Это был сюрприз не только по фактуре — фестиваль всемирно известного оркестра — Российского Национального, открылся без участия самого оркестра, но и по своей сути: Михаил Плетнев крайне редко выступает в качестве пианиста. В новом филармоническом зале имени С.В. Рахманинова прозвучали цикл Франца Шуберта «Зимний путь» (с немецким баритоном Штефаном Генцем) и сольная программа из сочинений Баха, Грига, Моцарта.
Между тем парадоксальный ход Михаила Плетнева, отправившего публику на открытие фестиваля в Олимпийскую деревню и выбравшего вместо оркестровой партитуры мрачноватый шубертовский цикл «Зимний путь» — 24 песни на стихи немецкого поэта-романтика Вильгельма Мюллера, с их романтической коллизией одиночества героя, его отверженности, утраченных иллюзий и пессимизмом жизненного пути, ведущего к смерти и кладбищу, — вполне соотносится и с плетневской «харизмой», и с тем, как выдающийся музыкант ощущает себя на современном рынке концертной жизни с ее бесконечным агоном виртуозов и жесткой терминологией — «прибыль-продукт». Плетнев в эти «игры» не играет и намеренно выступает в отдаленных, не центральных залах, куда публика вынуждена иногда добираться на перекладных. Постоянным аншлагам на его концертах это обстоятельство не мешает. Так было и в новом зале «Филармония-2», где Михаил Плетнев выступал впервые.

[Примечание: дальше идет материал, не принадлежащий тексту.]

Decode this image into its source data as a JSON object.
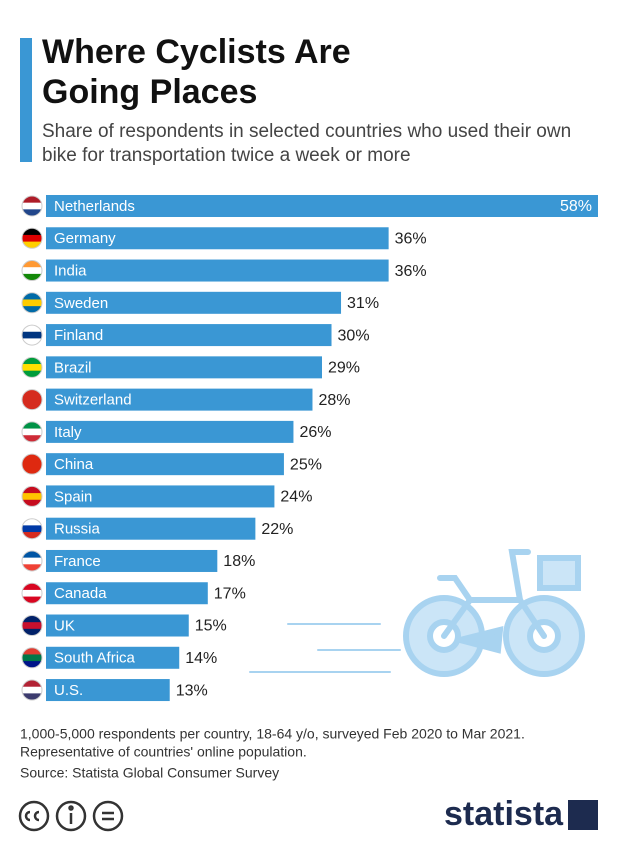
{
  "chart_data": {
    "type": "bar",
    "title": "Where Cyclists Are Going Places",
    "subtitle": "Share of respondents in selected countries who used their own bike for transportation twice a week or more",
    "categories": [
      "Netherlands",
      "Germany",
      "India",
      "Sweden",
      "Finland",
      "Brazil",
      "Switzerland",
      "Italy",
      "China",
      "Spain",
      "Russia",
      "France",
      "Canada",
      "UK",
      "South Africa",
      "U.S."
    ],
    "values": [
      58,
      36,
      36,
      31,
      30,
      29,
      28,
      26,
      25,
      24,
      22,
      18,
      17,
      15,
      14,
      13
    ],
    "value_labels": [
      "58%",
      "36%",
      "36%",
      "31%",
      "30%",
      "29%",
      "28%",
      "26%",
      "25%",
      "24%",
      "22%",
      "18%",
      "17%",
      "15%",
      "14%",
      "13%"
    ],
    "color": "#3a97d4",
    "notes": [
      "1,000-5,000 respondents per country, 18-64 y/o, surveyed Feb 2020 to Mar 2021.",
      "Representative of countries' online population."
    ],
    "source": "Source: Statista Global Consumer Survey",
    "logo": "statista"
  }
}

Плетнев намеренно выступает в отдаленных залах, куда публика вынуждена иногда добираться на перекладных
Главное, что подарил публике Плетнев на своих концертах — это пиано: уже забытое — тихое, более тихое, еще более тихое, почти неслышимое, воздушное, бесплотное — пиано, которое услышать в сегодняшних концертных залах почти невозможно. Это пиано Плетнева было на грани чуда: оно трепетало в нежной музыкальной ткани первой шубертовской песни «Чужим пришел сюда я, чужим ухожу», которую Плетнев с баритоном Штефаном Генцем исполняли, словно боясь спугнуть сам феномен звука, всплывающий в миражах памяти героя, это пиано застывало тихими «каплями слез», переходя в хрупкое нежное анимато в воспоминаниях героя о своей давней возлюбленной («Оцепенение», «Липа»), бесплотно растворялось на педали в песне «Отдых». Шубертовский путник у Плетнева и Генца не исповедовался и не переживал собственную жизнь, а словно вглядывался куда-то, уже находясь по ту сторону, за оградой кладбища, и пугаясь обступающих его призраков далекой уже собственной жизни. С шопеновской траурной мерностью тихо постукивало остинато в «Путевом столбе», хоралльность просвечивала в плетневском пианиссимо «Мнимого солнца», пока наконец звук рояля не истончился в печальном рефрене финальной «Шарманки».
Если плетневское пиано в шубертовском «Пути» звучало тихим реквиемом страдающей человеческой душе, то в Органной прелюдии и фуге Баха это пиано словно сняло пышные «облачения» фортепианной обработки Листа, заставив вслушиваться в совершенную баховскую полифоническую структуру, точную, как математические формулы. В Григе плетневское пиано уже струилось бесплотной красотой «ноктюрна» во второй части Сонаты ми-минор и возвращалось к скорбному реквиему в Балладе на норвежские темы. И даже с ювелирной точностью соединяло григовскую «троллевскую» ритмику с артикуляциями джазового формата.
И в этом же тихом, «пианном» формате прозвучали три сонаты Моцарта (ре мажор, K. 311, до минор, K. 457, фа мажор, K. 533). Здесь можно было вспомнить только Моцарта Горовица с его ускользающей красотой звука на пианиссимо. У Плетнева же пианиссимо полностью заполнило моцартовский текст, истончило до «бисера» все его пассажи, превратило в кружевоего аккорды, высветлило всю моцартовскую драматургию, зазвучавшую вдруг как непрекращающаяся сияющая звуковая бесконечность, тот совершенно над-мирный моцартовский текст, который считается чудом музыки. И Плетнев владеет ключом к этому чуду — пиано.